Pre-Transplant Chromosome Genomic Array Testing Improves Prognosis for Myelofibrosis Patients Undergoing Transplantation

Xiaoyu Qu; Emily Stevens; Matthew P Fitzgibbon; Lan Beppu; Tim M Monahan; Cecilia Yeung; Derek L Stirewalt; David Wu; Jerald P Radich; H Joachim Deeg; Min Fang

doi:10.1016/j.jtct.2024.12.018

Pre-Transplant Chromosome Genomic Array Testing Improves Prognosis for Myelofibrosis Patients Undergoing Transplantation

Transplant Cell Ther. 2024 Dec 23:S2666-6367(24)00837-6. doi: 10.1016/j.jtct.2024.12.018. Online ahead of print.

Authors

Affiliations

¹ Fred Hutchinson Cancer Center, Seattle, WA.
² Virginia Mason Franciscan Health, Seattle, WA.
³ Fred Hutchinson Cancer Center, Seattle, WA; University of Washington, Seattle, WA.
⁴ University of Washington, Seattle, WA.
⁵ Fred Hutchinson Cancer Center, Seattle, WA; University of Washington, Seattle, WA. Electronic address: mfang@fredhutch.org.

PMID: 39722322
DOI: 10.1016/j.jtct.2024.12.018

Abstract

Background: Despite its known superior diagnostic yield for chromosomal anomalies compared to karyotype and FISH studies, Chromosome Genomic Array Testing (CGAT) is not used as a routine clinical test for myelofibrosis. Meanwhile, although many prognostic systems exist that risk stratify patients at diagnosis, limited tools are available to prognosticate transplant outcome.
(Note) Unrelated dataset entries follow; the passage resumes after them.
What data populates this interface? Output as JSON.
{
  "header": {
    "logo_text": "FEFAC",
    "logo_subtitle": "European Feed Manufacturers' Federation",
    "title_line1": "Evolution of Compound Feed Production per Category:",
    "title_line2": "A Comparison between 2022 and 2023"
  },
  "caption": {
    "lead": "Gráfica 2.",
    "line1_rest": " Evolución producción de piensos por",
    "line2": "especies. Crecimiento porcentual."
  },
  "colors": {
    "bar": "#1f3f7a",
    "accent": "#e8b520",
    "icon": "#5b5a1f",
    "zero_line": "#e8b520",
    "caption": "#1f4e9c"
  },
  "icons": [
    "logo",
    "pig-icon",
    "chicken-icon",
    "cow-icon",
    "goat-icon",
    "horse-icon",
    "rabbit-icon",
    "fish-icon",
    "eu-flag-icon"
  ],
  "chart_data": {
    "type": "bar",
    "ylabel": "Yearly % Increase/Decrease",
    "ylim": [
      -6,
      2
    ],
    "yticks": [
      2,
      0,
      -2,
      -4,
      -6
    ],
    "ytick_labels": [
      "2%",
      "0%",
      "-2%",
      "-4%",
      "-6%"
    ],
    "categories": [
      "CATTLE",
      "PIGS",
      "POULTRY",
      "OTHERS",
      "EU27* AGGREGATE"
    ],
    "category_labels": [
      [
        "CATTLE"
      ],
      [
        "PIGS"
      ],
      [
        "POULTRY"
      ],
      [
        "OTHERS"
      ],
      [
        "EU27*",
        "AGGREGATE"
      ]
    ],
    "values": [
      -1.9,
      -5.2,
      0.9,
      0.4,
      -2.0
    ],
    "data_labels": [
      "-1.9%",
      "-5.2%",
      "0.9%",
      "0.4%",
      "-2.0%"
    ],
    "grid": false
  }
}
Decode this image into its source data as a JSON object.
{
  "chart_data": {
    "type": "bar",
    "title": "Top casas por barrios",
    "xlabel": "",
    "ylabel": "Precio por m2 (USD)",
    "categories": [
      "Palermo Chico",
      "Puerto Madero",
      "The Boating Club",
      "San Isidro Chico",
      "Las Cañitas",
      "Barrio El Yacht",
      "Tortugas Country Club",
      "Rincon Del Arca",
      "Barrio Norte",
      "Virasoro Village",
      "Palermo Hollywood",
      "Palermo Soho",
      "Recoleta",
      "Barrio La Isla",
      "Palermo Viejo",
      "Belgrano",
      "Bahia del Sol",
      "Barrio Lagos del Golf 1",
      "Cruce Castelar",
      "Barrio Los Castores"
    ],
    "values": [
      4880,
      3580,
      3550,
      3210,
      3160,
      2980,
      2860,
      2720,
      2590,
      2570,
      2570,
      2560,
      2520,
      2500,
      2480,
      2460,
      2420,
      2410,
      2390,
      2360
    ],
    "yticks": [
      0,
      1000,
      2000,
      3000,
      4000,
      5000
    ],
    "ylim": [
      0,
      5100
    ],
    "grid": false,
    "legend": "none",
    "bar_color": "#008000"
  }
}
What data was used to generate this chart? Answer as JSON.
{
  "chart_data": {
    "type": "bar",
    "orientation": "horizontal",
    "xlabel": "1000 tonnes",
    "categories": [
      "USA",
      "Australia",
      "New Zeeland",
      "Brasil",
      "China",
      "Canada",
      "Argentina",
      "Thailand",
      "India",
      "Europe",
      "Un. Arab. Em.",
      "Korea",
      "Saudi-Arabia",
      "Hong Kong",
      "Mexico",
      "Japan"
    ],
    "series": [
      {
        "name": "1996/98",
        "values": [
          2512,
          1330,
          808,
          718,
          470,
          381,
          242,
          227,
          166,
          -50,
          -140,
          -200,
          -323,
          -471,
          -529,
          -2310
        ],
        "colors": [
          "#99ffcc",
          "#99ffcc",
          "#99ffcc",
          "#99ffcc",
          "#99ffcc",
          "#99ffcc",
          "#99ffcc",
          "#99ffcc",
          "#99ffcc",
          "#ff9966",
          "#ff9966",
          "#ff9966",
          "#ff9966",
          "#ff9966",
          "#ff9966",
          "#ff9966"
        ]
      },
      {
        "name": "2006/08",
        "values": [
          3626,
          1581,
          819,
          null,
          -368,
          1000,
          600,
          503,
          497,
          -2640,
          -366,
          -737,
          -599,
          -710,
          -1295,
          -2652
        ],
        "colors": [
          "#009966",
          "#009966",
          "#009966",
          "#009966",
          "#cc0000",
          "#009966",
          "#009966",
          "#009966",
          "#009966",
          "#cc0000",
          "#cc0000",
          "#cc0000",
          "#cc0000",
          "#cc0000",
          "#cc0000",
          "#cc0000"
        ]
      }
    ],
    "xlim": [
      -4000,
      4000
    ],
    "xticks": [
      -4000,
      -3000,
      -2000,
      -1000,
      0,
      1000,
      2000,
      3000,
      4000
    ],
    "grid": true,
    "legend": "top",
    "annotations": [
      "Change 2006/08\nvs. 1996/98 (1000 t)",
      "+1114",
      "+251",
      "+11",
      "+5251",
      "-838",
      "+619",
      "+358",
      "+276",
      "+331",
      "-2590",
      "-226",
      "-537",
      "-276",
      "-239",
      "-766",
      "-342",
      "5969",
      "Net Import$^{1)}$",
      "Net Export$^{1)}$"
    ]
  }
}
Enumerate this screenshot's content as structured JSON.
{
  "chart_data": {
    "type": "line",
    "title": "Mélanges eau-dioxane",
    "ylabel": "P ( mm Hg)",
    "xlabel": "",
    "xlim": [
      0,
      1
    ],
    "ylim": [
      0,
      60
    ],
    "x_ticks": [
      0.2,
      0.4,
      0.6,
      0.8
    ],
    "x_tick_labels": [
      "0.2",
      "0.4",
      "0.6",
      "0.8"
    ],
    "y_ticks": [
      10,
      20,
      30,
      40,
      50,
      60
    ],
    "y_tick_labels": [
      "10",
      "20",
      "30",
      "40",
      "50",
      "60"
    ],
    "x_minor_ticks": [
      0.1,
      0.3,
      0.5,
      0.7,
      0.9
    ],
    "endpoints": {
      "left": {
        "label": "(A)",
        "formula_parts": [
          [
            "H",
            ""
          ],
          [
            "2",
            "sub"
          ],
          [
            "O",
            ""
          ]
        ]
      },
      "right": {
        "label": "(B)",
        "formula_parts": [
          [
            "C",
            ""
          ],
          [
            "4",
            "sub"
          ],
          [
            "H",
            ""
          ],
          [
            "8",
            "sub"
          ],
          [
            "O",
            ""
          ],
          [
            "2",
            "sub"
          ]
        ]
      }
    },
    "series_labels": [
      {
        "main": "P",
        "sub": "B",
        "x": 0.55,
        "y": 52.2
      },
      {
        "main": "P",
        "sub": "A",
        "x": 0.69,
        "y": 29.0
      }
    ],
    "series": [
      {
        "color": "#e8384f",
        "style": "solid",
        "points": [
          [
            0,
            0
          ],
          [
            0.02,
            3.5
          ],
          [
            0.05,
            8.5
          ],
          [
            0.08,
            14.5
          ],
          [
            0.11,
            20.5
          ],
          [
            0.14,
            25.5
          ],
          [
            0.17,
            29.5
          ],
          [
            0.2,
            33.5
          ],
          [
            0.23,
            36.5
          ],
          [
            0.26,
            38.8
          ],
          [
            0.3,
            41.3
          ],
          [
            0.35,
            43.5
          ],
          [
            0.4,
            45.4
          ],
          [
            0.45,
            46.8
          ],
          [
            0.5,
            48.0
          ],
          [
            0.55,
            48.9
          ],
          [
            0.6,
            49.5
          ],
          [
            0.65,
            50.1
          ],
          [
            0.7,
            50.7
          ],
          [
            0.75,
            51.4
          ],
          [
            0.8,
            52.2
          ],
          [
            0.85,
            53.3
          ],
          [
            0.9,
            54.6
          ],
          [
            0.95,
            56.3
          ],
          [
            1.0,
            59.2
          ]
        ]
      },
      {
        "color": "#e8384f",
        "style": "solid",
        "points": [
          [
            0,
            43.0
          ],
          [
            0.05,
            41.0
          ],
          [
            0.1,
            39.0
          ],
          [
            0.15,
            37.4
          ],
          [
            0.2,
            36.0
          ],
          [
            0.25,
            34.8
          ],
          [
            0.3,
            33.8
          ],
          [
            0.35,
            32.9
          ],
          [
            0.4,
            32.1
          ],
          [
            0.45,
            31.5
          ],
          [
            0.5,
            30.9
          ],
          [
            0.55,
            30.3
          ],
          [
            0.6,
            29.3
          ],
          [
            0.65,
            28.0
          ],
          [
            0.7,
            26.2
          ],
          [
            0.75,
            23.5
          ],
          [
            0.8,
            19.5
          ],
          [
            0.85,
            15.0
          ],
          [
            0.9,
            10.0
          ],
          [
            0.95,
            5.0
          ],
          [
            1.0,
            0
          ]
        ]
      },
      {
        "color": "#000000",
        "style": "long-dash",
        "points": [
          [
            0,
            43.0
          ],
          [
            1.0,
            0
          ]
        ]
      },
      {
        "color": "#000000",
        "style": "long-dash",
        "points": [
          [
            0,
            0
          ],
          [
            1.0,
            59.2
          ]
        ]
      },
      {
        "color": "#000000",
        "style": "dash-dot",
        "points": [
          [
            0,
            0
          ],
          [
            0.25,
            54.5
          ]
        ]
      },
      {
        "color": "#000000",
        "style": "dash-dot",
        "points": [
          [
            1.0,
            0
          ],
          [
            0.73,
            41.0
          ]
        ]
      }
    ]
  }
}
Objective: The current study aimed at testing if CGAT results obtained before transplantation improves prognosis of post-transplant outcome in myelofibrosis patients compared with current risk categorization systems namely DIPSS plus.

Study design: We studied myelofibrosis patients who underwent hematopoietic cell transplantation between 2000 and 2017 at our center (n=44). We assessed the prognostic significance of CGAT, DIPSS plus, and the total count of gene mutations, for post-transplant clinical outcomes including relapse-free survival (RFS), overall survival (OS), and graft-versus-host-disease (GVHD).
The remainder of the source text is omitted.